Stuart Mills, regional director, ANZ, CenturyLink, said, “Organisations that don’t have a business continuity plan in place are at enormous risk of failure. The strategy they choose affects their downtime, which in turn impacts the bottom line and whether or not they remain in business.”
By carefully identifying and implementing a mix of existing internally-managed infrastructure and outsourced technology with the help of a managed hybrid IT provider, enterprises can develop a company-wide business continuity strategy. However, Mills draws attention six gaps which can appear in even the most sound business continuity measures:
1. What do service-level agreements (SLAs) really mean?
Many assume that if they have 99.999 percent uptime, they’re covered. But in reality, true uptime is more complicated. Let’s say business requires a 100 percent SLA for its data centre. It assembles a variety of point-only SLA providers that guarantee the five 9s (99.999 percent) of expected availability for the server that sits in the data centre. However, other infrastructure has a role to play: if the data centre has five 9s, but the IT backbone has four and the managed network routers and switches three, then the actual availability of an application called by a user is far less than the five 9s of the data centre.

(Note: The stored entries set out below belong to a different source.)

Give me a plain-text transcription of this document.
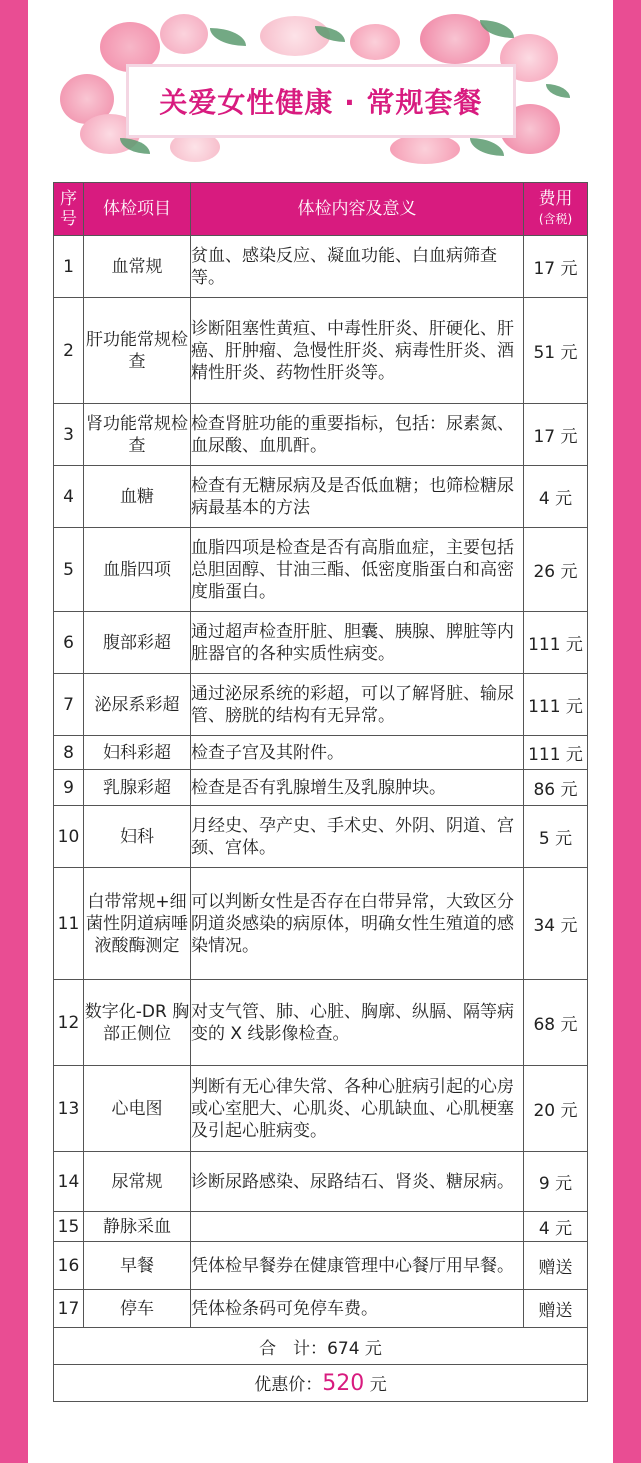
关爱女性健康 · 常规套餐
序号	体检项目	体检内容及意义	费用
(含税)

1	血常规	贫血、感染反应、凝血功能、白血病筛查等。	17 元
2	肝功能常规检查	诊断阻塞性黄疸、中毒性肝炎、肝硬化、肝癌、肝肿瘤、急慢性肝炎、病毒性肝炎、酒精性肝炎、药物性肝炎等。	51 元
3	肾功能常规检查	检查肾脏功能的重要指标，包括：尿素氮、血尿酸、血肌酐。	17 元
4	血糖	检查有无糖尿病及是否低血糖；也筛检糖尿病最基本的方法	4 元
5	血脂四项	血脂四项是检查是否有高脂血症，主要包括总胆固醇、甘油三酯、低密度脂蛋白和高密度脂蛋白。	26 元
6	腹部彩超	通过超声检查肝脏、胆囊、胰腺、脾脏等内脏器官的各种实质性病变。	111 元
7	泌尿系彩超	通过泌尿系统的彩超，可以了解肾脏、输尿管、膀胱的结构有无异常。	111 元
8	妇科彩超	检查子宫及其附件。	111 元
9	乳腺彩超	检查是否有乳腺增生及乳腺肿块。	86 元
10	妇科	月经史、孕产史、手术史、外阴、阴道、宫颈、宫体。	5 元
11	白带常规+细菌性阴道病唾液酸酶测定	可以判断女性是否存在白带异常，大致区分阴道炎感染的病原体，明确女性生殖道的感染情况。	34 元
12	数字化-DR 胸部正侧位	对支气管、肺、心脏、胸廓、纵膈、隔等病变的 X 线影像检查。	68 元
13	心电图	判断有无心律失常、各种心脏病引起的心房或心室肥大、心肌炎、心肌缺血、心肌梗塞及引起心脏病变。	20 元
14	尿常规	诊断尿路感染、尿路结石、肾炎、糖尿病。	9 元
15	静脉采血		4 元
16	早餐	凭体检早餐券在健康管理中心餐厅用早餐。	赠送
17	停车	凭体检条码可免停车费。	赠送
合　计：674 元			
优惠价：520 元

2. Redundancy in the data centre
The fundamental challenge of business continuity is the unknown. It’s not possible to anticipate all risks. What can be done is hard thought into the planning behind infrastructure. First, where is the data centre? It should be outside of areas prone to natural disaster. Next, establish the right level of redundancy. The natural thinking is ‘the more, the better’. But too many data centres lead to data centre sprawl, which can itself present a risk to business continuity.
3. Refreshing and testing
Business continuity isn’t just about putting a plan in place; it’s also about making sure it meets the organisational needs over time. Business continuity is a continual process which requires continual validation.
4. Vendor assessments
Conducting third-party vendor evaluations is a critical component of validating a business continuity plan. Conduct regular audits and pay special attention to the business continuity plans of Software-as-a-Service (SaaS) and cloud providers. If they’re running operations in a data centre that don’t conform to standards, you’re shouldering the risk.
5. Balancing cost
It can be hard to make a case for business continuity because the only real way to measure return on investment is after systems have gone down. Everyone says they want the five 9s, but the reality is that it’s expensive. Not every workload is absolutely mission-critical, so look for a business continuity strategy which balances cost and risk.
6. Human error
People make mistakes. A highly resilient data centre which lacks appropriate operating procedures might not meet resiliency requirements. Always verify that vendors follow correct procedures. Actively seek out service providers with a demonstrated commitment to quality, which can be shown through certification through organisations like the Uptime Institute, Six Sigma and ISO.
True business resiliency isn’t just about data centres. It also has to do with making sure data isn’t compromised. Employees often open the doors wide to data breach, whether it’s a malicious act or because organisations either don’t have security policies in place or don’t enforce them.